I grilled some shrimp last night. They turned out pretty good. I would have liked a little more flavor.

I purchased some frozen, raw, peeled shrimp at Kroger. No fresh options around me.

About 30 minutes before hitting the grill, I put them in a bag with some olive oil and Suckle Busters Lemon Pepper Garlic seasoning. Had the Weber grill heated up on high, with the Grill Grates. Skewered the shrimp and then hit the grill. About 5 minutes total and they were done. While on the grill, I did drizzle a little melted butter with a little bit of the seasoning.


----------



## indaswamp (Nov 25, 2018)

Just now seeing this...
Here ya go:
https://www.smokingmeatforums.com/threads/cinco-de-bayou.275179/


----------



## pi guy (Dec 16, 2018)

I smoked shrimp and it turned out amazing.  I was really surprised how flavorful it was.  I put a pound or so in a shallow pan and put in lemon juice, garlic and butter.  Smoked until they were pink and flipped them once or twice during.  Really really good!!


----------



## illini40 (Dec 16, 2018)

pi guy said:


> I smoked shrimp and it turned out amazing.  I was really surprised how flavorful it was.  I put a pound or so in a shallow pan and put in lemon juice, garlic and butter.  Smoked until they were pink and flipped them once or twice during.  Really really good!!

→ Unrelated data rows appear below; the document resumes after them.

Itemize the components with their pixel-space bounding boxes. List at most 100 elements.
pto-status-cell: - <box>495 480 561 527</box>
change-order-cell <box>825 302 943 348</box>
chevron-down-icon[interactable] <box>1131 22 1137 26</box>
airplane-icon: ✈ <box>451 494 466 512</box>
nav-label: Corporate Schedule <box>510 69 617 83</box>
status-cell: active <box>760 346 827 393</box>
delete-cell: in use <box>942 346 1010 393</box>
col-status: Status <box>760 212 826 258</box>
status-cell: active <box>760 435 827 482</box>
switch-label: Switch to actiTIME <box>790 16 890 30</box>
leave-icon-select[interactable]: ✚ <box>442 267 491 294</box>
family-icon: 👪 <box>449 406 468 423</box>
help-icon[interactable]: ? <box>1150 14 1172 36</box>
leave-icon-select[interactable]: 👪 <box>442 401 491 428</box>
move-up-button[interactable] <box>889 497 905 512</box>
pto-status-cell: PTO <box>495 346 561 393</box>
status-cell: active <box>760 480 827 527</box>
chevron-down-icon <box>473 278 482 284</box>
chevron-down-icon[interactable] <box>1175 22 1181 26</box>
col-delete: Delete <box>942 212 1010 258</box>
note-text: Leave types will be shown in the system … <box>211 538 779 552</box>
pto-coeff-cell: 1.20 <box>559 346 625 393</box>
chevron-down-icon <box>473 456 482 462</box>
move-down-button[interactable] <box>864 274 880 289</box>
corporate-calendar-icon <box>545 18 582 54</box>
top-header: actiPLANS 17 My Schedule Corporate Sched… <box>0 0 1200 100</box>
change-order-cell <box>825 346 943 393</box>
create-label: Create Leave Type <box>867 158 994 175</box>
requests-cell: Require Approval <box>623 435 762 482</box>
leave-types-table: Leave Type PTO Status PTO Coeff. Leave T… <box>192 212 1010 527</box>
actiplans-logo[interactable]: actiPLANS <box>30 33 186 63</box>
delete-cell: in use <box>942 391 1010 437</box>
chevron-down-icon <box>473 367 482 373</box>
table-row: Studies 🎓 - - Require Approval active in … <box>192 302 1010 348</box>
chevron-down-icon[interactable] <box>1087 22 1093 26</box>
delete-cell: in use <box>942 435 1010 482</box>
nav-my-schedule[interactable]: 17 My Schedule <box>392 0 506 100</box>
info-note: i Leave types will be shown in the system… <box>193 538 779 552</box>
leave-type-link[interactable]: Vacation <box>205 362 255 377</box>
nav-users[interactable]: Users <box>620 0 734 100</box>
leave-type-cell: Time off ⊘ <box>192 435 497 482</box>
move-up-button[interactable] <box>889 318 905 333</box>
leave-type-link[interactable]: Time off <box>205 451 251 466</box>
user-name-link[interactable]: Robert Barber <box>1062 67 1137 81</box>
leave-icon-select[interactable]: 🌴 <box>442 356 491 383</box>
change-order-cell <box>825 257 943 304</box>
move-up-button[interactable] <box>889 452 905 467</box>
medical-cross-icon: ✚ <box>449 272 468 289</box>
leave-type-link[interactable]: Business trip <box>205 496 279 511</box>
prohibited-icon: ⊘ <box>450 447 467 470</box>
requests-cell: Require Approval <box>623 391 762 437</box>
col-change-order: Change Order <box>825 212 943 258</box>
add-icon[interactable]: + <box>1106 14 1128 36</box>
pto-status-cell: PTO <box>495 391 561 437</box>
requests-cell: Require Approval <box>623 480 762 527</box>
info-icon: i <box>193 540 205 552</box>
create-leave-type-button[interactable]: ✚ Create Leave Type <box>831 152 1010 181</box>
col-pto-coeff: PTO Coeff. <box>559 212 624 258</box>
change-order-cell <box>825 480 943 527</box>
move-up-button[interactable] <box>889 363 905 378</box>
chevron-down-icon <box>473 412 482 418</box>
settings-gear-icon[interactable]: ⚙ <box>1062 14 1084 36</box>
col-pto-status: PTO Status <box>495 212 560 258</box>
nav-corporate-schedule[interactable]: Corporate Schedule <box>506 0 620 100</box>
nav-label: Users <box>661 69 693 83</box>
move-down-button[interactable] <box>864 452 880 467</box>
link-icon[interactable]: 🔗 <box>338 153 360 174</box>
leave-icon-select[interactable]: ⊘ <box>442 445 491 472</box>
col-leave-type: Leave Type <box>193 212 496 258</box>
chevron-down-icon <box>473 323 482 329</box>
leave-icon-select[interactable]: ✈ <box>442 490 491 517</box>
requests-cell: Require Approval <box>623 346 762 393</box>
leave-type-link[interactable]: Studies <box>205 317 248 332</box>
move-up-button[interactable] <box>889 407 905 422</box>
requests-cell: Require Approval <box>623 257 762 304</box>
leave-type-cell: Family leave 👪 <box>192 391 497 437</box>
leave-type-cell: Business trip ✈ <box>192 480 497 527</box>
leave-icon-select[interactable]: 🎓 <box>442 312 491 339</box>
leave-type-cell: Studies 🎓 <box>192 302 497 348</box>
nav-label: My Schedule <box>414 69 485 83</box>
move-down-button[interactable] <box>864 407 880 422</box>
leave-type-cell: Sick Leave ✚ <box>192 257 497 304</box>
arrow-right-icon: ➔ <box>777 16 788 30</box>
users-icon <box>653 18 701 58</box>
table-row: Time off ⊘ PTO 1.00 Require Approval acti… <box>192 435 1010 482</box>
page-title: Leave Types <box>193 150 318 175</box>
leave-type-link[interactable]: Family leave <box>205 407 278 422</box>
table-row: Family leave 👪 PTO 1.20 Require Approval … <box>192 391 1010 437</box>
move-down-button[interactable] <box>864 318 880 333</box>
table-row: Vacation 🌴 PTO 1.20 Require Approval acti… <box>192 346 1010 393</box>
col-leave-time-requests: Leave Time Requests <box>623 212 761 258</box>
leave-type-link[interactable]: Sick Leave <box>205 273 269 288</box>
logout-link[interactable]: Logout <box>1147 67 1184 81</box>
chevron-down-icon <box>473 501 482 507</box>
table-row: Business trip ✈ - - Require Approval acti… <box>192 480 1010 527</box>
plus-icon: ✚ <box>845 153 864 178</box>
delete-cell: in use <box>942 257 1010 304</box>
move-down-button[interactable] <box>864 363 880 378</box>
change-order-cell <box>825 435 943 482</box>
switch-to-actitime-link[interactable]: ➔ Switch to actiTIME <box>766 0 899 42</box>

Interesting. Thanks for sharing. How long weee they on for and what temp?


----------



## pi guy (Dec 16, 2018)

illini40 said:


> Interesting. Thanks for sharing. How long weee they on for and what temp?


Honestly, don't remember the temp, maybe 220ish?  It was quick, maybe 30 minutes.  I remember thinking I should do it lower and get more smoke, but I was weirded out about how long to let shellfish "slowly" cook.  Maybe 45 minutes.


----------